T2024-01 De­lay in de­tect­ing a pa­tien­t’s life­less­ness due to a teleme­try de­vice mal­func­tion on 23 Oc­to­ber 2024

30.01.2026

23.10.2024

30.01.2026

Social and health care accidents (T)

T2024-01

Accident

Completed

An elderly patient arrived for an urgent care appointment in South Ostrobothnia, after which they were transferred to a central hospital inpatient ward for further treatment and connected to telemetry monitoring on 23 October 2024. Approximately one hour after tests performed in the morning, the patient was found lifeless in their room and could not be saved despite resuscitation. There was a delay in detecting their lifelessness because the telemetry device had shut down and did not send an alarm to the central monitoring unit.

Monitoring of patients’ condition was mainly based on alarms produced by the telemetry system, but the risks associated with this operating method had not been assessed. Staff training and orientation did not adequately address the need to ensure the safe use of telemetry equipment, and no clear competence requirements had been defined for using the equipment. The responsibilities, roles and job descriptions of the professional user were partly unclear, and device safety competence or an understanding of the importance of telemetry equipment alarms had not been ensured.

The division of responsibilities for maintaining medical devices and monitoring their operating condition was unclear. The service life of telemetry device batteries was not monitored systematically, and some of the batteries had exceeded the recommended maximum service life.

The user interfaces and alarms of the telemetry system were not clear enough to guide users towards safe operation. The instructions for use provided for the equipment were extensive and difficult to apply. There were also no clear quick guide instructions in use.

Information on previous patient safety incidents related to medical devices is fragmented and does not provide a comprehensive national picture. This reduces opportunities to learn from the incidents and systematically develop patient safety.

The investigation resulted in three recommendations, one for the Ministry of Social Affairs and Health and two for the Finnish Medicines Agency Fimea.
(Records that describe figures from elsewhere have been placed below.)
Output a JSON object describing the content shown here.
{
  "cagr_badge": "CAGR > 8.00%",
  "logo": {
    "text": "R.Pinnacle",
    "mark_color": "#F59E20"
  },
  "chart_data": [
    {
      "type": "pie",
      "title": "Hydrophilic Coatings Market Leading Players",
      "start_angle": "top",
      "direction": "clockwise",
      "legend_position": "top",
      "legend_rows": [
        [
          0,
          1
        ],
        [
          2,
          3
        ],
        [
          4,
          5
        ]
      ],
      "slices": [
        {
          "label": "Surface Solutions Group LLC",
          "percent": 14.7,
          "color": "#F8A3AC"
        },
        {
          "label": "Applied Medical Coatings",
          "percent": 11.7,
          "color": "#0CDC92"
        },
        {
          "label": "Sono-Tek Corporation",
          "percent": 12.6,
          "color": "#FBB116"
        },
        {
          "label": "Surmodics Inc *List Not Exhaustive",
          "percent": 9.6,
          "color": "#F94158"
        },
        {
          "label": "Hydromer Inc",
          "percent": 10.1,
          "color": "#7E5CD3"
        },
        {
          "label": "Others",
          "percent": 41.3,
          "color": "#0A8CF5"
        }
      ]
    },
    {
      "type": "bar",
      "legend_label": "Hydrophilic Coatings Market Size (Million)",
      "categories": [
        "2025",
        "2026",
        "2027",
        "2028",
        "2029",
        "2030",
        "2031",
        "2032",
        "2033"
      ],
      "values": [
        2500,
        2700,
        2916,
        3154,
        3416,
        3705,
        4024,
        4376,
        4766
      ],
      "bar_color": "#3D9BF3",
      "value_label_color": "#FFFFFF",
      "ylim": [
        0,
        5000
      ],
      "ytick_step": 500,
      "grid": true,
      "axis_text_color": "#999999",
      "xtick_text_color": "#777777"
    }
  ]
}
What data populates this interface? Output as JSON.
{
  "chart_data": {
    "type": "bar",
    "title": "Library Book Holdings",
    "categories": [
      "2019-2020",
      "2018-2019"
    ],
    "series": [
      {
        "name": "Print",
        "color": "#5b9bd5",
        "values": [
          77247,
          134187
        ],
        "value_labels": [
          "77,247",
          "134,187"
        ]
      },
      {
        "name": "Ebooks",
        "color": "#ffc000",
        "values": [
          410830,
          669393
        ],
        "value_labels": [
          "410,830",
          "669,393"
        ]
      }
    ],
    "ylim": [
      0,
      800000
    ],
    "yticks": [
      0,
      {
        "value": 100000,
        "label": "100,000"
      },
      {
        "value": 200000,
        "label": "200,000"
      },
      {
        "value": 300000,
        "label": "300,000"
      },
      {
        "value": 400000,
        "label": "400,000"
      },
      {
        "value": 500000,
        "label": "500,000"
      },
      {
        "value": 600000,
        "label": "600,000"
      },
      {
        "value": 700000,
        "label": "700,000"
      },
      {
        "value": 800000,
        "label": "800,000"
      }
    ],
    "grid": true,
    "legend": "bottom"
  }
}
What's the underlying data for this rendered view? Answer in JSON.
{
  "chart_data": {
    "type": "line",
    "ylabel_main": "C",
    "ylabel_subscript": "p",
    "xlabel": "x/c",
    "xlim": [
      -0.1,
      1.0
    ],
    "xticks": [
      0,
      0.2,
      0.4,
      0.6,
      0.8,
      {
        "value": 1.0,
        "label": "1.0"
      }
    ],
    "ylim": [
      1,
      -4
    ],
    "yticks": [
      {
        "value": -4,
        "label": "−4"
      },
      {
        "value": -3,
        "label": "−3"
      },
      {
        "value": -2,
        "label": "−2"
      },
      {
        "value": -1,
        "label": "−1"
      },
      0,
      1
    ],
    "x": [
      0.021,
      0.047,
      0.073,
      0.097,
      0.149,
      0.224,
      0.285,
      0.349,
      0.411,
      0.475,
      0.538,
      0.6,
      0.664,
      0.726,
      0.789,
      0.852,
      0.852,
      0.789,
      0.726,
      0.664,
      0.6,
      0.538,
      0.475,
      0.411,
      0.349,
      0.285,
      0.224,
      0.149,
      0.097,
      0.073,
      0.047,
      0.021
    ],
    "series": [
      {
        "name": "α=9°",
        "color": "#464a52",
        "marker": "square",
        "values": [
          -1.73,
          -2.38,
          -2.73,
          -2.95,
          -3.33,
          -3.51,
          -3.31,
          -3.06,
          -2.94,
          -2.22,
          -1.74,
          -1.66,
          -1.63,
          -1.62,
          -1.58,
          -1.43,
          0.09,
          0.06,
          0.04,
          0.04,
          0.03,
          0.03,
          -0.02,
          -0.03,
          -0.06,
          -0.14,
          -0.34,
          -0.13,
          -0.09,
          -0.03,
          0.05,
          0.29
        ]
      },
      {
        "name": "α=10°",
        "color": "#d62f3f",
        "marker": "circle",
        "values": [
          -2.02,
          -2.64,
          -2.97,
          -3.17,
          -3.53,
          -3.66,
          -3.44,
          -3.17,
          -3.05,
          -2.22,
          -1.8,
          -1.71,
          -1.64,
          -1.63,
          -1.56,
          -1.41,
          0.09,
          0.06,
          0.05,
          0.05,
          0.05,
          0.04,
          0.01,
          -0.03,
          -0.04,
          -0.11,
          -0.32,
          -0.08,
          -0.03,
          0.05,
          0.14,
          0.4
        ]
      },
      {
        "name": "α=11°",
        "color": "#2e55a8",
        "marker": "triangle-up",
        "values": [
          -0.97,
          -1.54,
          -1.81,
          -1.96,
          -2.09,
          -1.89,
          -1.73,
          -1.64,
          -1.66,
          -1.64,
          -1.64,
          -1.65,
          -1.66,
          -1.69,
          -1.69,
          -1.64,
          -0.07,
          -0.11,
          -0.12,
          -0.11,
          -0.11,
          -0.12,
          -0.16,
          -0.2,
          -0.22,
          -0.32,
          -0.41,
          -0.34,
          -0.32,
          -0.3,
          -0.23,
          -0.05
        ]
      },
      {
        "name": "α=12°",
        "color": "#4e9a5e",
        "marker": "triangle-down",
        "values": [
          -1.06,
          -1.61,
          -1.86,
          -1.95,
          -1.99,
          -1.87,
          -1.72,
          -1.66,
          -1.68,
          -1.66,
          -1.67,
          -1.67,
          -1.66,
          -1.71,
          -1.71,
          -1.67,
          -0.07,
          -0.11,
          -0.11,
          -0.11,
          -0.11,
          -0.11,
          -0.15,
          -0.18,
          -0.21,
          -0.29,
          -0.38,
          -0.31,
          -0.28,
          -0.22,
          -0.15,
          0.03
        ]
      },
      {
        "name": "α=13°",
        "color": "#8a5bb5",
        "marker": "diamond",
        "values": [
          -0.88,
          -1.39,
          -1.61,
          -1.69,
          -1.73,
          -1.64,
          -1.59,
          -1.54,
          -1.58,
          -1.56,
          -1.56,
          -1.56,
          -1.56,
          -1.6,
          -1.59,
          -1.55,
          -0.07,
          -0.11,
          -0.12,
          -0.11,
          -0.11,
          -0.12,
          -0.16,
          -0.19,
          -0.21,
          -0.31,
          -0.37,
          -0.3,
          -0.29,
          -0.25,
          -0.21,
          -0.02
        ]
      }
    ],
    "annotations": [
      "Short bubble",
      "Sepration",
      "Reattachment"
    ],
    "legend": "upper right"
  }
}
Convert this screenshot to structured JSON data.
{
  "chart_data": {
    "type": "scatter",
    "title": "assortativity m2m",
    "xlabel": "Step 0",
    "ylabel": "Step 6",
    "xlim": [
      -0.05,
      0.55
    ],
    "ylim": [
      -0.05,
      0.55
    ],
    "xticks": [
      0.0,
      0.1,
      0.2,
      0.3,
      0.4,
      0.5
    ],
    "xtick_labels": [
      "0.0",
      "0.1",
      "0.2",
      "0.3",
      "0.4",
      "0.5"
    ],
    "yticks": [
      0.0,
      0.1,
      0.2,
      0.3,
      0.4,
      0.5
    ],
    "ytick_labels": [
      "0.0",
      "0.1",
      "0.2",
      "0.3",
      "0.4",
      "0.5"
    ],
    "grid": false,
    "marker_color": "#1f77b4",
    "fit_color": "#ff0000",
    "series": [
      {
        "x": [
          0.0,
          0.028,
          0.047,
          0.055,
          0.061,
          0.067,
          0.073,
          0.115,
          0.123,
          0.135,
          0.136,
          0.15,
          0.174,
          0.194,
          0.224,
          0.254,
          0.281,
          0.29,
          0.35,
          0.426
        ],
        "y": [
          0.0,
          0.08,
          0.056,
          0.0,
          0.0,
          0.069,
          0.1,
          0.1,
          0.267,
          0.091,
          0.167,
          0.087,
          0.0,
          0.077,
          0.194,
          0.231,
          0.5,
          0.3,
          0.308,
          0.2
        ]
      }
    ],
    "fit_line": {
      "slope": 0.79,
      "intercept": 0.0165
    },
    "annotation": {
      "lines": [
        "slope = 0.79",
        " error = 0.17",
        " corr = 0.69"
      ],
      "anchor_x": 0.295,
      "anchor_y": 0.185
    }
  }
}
The Safety Investigation Authority recommends that:

  • The Ministry of Social Affairs and Health promote device safety by developing legislation related to medical devices and by directing wellbeing services counties to define the risks and risk management methods related to medical devices.
  • The Finnish Medicines Agency Fimea investigate the requirements for the safe use of medical devices and their instructions for use and develop them to better meet the needs of professional users and promote the implementation of safety management related to medical devices.
  • The Finnish Medicines Agency Fimea develop the collection of information on patient safety incidents involving medical devices and the processing of patient safety incident reports so that they provide the basis for forming an analysed and up-to-date situational picture and that safety risks can be identified proactively.